The main concerns from their community involved money and a sense of their own culture. The other Roma did not want the Gipsy Queens to lose a sense of their heritage and principles.

“Money-wise we didn’t gain too much through the project because we were doing it only two times a week,” Miclescu said speaking about how the Gipsy Queens got their start. “It wasn’t worth it to them in that sense because here everything is money to them. It’s about how much money you bring back home.”

Florentina Darmas, another member of the Gipsy Queens, and Miclescu both have husbands who said they didn’t want them to be a part of the business, especially because it meant leaving the Candoni perimeters.

“We wanted to go outside though; we wanted to be able to make relations and connections,” said Miclescu.

Darmas and Miclescu eventually convinced their husbands to allow them to participate by explaining that if they didn’t go out and make connections outside of Candoni they would never be able to find jobs and bring money home to their families.

Few Roma find work outside the settlements, making it more difficult to increase income and improve life conditions.

“On their applications they must provide their home address at the camp,” said Carlo Stasolla, president of the human rights advocacy group Associazione 21 luglio. “When they introduce themselves with this application the boss knows that they come from that camp.” This can cause discrimination against the Roma, as some business owners in Rome do not wish to hire a Roma as an employee.

“Another thing they [other Roma] told us was that Italians were going to trick us outside of the camp,” said Miclescu.

Attitudes began to change after the Gipsy Queens organized their first event, "One Night in Candoni." “We made a party inside the camp where we had the chance to prepare, cook and exchange knowledge of different thinking, of different ways, all inside the camp,” said Miclescu.

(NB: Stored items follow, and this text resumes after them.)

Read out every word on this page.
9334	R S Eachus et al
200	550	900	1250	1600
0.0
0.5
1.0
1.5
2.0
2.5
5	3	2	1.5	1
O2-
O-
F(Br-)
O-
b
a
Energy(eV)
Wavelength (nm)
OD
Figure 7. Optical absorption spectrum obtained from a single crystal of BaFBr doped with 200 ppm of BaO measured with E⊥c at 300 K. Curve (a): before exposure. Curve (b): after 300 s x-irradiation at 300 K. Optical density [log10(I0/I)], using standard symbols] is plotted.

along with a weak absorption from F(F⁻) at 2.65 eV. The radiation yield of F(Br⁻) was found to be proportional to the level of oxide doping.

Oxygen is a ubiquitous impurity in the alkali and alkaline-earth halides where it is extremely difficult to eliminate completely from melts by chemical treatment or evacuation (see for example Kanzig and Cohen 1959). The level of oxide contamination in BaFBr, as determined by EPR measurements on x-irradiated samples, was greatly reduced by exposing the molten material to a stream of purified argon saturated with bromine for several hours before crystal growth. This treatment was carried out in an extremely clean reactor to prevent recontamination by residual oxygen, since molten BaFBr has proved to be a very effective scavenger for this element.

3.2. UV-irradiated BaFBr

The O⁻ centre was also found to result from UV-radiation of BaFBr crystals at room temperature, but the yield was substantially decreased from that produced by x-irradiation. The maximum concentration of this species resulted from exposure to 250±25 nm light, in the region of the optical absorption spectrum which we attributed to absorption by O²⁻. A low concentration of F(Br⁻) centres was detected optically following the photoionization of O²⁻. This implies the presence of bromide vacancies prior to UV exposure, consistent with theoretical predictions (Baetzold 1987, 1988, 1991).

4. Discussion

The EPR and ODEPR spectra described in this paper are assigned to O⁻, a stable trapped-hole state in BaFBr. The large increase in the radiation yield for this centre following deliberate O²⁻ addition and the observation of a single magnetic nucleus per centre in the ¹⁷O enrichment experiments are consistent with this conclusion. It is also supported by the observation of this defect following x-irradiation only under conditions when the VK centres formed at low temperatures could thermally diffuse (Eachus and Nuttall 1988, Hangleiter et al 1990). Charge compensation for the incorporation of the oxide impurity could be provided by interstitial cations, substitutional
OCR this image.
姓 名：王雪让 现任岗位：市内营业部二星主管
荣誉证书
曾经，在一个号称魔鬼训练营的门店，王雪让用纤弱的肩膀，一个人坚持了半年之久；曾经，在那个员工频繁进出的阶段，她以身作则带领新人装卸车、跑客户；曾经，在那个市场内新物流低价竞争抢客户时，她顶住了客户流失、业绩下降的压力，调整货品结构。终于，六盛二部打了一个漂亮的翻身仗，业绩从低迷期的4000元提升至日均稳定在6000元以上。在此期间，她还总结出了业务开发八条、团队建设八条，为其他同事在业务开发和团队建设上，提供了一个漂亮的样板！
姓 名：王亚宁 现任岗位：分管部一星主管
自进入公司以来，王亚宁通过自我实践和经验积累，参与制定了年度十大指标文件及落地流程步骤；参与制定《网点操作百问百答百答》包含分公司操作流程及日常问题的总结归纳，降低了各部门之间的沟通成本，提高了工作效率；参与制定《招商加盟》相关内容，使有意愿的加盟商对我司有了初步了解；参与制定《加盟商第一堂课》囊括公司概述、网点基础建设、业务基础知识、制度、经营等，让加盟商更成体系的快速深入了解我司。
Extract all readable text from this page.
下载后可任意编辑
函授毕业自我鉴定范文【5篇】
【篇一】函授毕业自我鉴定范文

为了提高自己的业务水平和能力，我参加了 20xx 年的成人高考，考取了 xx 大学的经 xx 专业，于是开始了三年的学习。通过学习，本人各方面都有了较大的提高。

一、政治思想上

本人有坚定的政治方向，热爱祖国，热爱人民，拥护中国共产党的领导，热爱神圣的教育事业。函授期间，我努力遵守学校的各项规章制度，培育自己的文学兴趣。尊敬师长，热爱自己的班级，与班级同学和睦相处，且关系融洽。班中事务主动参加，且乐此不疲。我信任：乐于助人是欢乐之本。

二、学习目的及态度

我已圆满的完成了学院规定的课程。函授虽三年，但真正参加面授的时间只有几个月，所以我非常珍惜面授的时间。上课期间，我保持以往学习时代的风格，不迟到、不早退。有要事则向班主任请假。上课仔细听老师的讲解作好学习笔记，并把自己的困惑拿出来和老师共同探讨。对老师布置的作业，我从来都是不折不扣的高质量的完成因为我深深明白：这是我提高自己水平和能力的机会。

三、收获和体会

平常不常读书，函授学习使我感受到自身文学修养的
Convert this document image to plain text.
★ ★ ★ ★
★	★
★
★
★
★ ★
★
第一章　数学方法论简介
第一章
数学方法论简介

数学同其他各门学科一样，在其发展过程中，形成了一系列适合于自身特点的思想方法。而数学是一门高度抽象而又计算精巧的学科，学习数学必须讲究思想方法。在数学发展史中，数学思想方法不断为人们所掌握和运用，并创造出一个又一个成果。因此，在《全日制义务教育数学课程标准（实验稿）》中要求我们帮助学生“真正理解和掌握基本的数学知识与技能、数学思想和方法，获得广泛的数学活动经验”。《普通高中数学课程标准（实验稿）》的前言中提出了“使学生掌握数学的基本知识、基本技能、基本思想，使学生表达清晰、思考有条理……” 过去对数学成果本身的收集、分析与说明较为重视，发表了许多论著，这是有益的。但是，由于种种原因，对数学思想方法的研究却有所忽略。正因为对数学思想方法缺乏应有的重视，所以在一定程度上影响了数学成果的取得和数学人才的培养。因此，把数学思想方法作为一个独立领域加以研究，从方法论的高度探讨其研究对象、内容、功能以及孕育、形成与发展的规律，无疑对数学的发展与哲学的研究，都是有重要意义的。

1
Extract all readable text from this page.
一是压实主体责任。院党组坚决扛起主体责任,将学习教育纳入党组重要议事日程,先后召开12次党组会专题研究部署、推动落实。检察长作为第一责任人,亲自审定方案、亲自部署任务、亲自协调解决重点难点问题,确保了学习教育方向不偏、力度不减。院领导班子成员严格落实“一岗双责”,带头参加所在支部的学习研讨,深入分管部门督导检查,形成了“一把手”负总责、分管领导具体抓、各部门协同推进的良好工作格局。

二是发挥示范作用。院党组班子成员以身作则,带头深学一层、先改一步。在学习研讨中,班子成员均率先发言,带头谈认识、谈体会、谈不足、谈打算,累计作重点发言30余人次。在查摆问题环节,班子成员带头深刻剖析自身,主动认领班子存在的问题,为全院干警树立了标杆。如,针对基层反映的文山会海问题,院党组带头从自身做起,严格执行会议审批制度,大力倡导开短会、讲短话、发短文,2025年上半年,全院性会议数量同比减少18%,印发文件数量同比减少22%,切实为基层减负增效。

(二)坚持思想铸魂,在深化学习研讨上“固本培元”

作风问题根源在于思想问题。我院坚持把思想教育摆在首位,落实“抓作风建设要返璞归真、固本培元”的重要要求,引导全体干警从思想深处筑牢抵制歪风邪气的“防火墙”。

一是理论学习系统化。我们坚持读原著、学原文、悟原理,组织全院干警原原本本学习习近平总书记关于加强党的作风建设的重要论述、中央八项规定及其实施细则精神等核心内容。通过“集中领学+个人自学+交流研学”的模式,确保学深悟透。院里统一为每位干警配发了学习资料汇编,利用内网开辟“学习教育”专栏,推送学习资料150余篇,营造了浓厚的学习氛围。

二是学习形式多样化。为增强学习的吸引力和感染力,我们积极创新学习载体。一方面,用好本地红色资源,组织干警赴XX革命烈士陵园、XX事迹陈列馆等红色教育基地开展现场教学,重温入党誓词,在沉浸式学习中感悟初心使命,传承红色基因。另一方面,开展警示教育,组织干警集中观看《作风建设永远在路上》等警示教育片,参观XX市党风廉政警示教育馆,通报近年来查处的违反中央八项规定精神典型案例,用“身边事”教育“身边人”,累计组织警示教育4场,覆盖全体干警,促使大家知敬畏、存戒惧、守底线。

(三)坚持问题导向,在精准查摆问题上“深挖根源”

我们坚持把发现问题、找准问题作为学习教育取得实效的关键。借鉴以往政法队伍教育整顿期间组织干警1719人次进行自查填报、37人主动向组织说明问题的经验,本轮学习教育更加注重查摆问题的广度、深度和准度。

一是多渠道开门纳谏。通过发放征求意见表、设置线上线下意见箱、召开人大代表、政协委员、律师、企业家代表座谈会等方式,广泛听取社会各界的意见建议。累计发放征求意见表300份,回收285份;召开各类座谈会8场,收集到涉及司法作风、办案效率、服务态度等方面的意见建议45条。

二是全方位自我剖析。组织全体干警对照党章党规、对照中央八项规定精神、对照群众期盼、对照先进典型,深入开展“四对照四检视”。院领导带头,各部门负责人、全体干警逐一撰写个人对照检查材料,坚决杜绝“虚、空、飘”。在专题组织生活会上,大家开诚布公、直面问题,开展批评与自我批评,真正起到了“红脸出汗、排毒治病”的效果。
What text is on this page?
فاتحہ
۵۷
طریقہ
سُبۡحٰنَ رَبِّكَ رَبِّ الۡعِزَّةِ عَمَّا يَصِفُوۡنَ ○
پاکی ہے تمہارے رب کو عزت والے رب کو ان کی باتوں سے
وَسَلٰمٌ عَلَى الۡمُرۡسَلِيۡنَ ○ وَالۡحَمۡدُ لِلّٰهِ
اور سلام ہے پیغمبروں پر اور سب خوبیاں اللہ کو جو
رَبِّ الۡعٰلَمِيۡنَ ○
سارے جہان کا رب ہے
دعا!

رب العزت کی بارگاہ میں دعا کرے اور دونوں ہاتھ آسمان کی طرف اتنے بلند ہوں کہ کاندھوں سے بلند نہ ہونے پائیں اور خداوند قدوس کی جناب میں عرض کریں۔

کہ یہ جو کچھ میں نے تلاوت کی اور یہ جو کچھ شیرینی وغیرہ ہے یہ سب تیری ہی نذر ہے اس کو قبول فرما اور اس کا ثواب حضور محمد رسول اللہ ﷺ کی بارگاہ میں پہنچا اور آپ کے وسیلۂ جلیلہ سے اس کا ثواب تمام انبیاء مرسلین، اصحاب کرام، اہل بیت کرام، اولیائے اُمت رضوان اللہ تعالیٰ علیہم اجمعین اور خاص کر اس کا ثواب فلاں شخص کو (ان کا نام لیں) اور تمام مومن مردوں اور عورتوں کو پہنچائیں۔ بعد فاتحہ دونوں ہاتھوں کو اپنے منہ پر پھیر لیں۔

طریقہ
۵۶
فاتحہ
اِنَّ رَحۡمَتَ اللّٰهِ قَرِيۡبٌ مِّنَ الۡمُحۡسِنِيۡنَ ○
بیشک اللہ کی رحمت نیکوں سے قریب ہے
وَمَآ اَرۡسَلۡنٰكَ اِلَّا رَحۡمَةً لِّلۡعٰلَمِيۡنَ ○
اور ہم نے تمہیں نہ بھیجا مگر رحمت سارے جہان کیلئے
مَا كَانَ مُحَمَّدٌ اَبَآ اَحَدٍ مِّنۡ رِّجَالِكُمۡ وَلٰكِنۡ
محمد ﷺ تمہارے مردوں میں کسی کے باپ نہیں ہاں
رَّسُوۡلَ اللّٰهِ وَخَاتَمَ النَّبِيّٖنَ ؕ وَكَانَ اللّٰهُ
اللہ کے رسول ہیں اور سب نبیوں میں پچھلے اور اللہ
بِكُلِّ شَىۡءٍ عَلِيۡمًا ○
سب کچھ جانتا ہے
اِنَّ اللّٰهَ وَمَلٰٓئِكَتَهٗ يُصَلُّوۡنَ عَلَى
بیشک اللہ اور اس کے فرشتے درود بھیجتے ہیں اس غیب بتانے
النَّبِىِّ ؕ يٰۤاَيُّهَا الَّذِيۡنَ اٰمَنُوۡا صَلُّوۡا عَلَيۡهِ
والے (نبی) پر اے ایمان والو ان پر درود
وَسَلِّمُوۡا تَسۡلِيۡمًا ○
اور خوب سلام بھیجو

Both Roma and Italian musicians played as the Gipsy Queens cooked for Candoni residents and Italian guests.

The advocacy group Arci Solidarietà Onlus helped manage the event. They created the invites and fliers advertising the occasion to inform Italians, especially those working for social advocacy and human rights groups, about the Gipsy Queens.

“Everyone was enjoying it and that was basically the start of everything,” said Miclescu. “We understood the importance of that thing that we did.”